Evaluations

Evaluations execute a task over a dataset and emit structured events, samples, and a final result.

Key concepts

Evaluation orchestrates execution of a task against a dataset.
@dn.evaluation wraps a task into an Evaluation.
EvalEvent (EvalStart, EvalSample, EvalEnd) streams progress.
Sample holds per-row input/output/metrics.
EvalResult aggregates metrics, pass/fail stats, and stop reasons.

Create an evaluation with the decorator

import dreadnode as dn
from dreadnode.scorers import contains

@dn.evaluation(
    dataset=[
        {"question": "What is Dreadnode?", "expected": "agent platform"},
        {"question": "What is an evaluation?", "expected": "dataset-driven"},
    ],
    scorers=[contains("agent platform")],
    assert_scores=["contains"],
    concurrency=4,
    max_errors=2,
)
async def answer(question: str, expected: str) -> str:
    return f"{question} -> {expected}"

result: dn.EvalResult = await answer.run()
print(result.pass_rate, len(result.samples))

Load from a dataset file with preprocessing

dataset_file accepts JSONL, CSV, JSON, or YAML. Use preprocessor to normalize data before scoring, and dataset_input_mapping to align dataset keys with task params.

from pathlib import Path
import dreadnode as dn

def normalize(rows: list[dict[str, str]]) -> list[dict[str, str]]:
    return [{"prompt": row["prompt"].strip()} for row in rows]

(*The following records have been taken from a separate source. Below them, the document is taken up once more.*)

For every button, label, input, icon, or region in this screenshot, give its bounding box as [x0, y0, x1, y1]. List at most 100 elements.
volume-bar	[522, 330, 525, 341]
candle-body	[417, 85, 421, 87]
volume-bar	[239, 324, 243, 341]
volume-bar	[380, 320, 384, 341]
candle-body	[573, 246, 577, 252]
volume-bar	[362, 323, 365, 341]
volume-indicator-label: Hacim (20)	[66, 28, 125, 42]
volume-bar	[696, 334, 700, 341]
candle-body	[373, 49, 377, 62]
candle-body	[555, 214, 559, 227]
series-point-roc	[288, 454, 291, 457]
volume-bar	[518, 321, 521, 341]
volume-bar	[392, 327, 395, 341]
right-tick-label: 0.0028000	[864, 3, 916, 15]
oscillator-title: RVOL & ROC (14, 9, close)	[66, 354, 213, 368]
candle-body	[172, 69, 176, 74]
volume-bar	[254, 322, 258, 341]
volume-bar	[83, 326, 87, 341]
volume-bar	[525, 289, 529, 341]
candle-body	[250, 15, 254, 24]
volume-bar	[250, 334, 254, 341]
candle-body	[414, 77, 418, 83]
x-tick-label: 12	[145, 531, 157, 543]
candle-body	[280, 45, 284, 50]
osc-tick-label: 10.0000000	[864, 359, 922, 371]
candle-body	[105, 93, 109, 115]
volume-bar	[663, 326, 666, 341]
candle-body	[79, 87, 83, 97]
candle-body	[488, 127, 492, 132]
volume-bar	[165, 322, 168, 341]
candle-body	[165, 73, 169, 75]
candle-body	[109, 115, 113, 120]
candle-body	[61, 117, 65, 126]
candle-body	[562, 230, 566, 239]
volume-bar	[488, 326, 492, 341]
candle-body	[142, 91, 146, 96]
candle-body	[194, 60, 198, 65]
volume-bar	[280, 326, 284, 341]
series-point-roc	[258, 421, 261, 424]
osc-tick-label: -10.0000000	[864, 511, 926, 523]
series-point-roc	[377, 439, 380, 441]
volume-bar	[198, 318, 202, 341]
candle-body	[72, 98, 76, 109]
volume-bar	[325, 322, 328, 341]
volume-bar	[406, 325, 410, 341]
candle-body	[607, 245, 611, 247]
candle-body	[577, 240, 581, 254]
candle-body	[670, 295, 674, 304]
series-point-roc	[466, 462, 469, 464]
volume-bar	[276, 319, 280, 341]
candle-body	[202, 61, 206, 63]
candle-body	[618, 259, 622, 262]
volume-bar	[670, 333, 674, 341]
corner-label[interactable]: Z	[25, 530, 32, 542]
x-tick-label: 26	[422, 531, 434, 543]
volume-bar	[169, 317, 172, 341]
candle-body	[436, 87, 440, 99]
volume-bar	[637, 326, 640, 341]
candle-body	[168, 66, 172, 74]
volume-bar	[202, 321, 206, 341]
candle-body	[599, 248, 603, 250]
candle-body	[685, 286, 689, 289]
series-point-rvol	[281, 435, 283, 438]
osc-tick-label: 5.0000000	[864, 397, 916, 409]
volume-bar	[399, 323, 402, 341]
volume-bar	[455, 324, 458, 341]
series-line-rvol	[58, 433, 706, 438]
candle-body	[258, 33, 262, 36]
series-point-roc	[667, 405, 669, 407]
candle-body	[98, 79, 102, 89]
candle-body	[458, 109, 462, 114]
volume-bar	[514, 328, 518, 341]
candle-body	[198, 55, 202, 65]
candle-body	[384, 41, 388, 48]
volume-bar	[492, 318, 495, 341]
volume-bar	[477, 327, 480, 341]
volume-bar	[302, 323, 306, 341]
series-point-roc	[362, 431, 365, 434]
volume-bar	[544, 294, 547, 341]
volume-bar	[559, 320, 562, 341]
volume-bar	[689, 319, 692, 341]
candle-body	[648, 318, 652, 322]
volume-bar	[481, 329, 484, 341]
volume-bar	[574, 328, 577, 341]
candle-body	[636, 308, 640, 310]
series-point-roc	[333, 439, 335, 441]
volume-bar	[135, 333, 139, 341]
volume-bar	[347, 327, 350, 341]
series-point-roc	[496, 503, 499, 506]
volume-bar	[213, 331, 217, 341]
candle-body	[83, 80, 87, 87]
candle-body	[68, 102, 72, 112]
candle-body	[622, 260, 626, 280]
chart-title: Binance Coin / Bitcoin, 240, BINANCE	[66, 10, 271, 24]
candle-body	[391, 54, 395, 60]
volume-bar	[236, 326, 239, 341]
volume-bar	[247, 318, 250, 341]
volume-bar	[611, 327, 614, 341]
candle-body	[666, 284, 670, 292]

evaluation = dn.Evaluation(
    task="my_project.tasks.generate_answer",
    dataset_file=Path("data/eval.jsonl"),
    dataset_input_mapping={"prompt": "question"},
    preprocessor=normalize,
    concurrency=8,
)

result = await evaluation.run()

Stream events during execution

import dreadnode as dn

async with evaluation.stream() as events:
    async for event in events:
        if isinstance(event, dn.EvalEvent):
            print(type(event).__name__)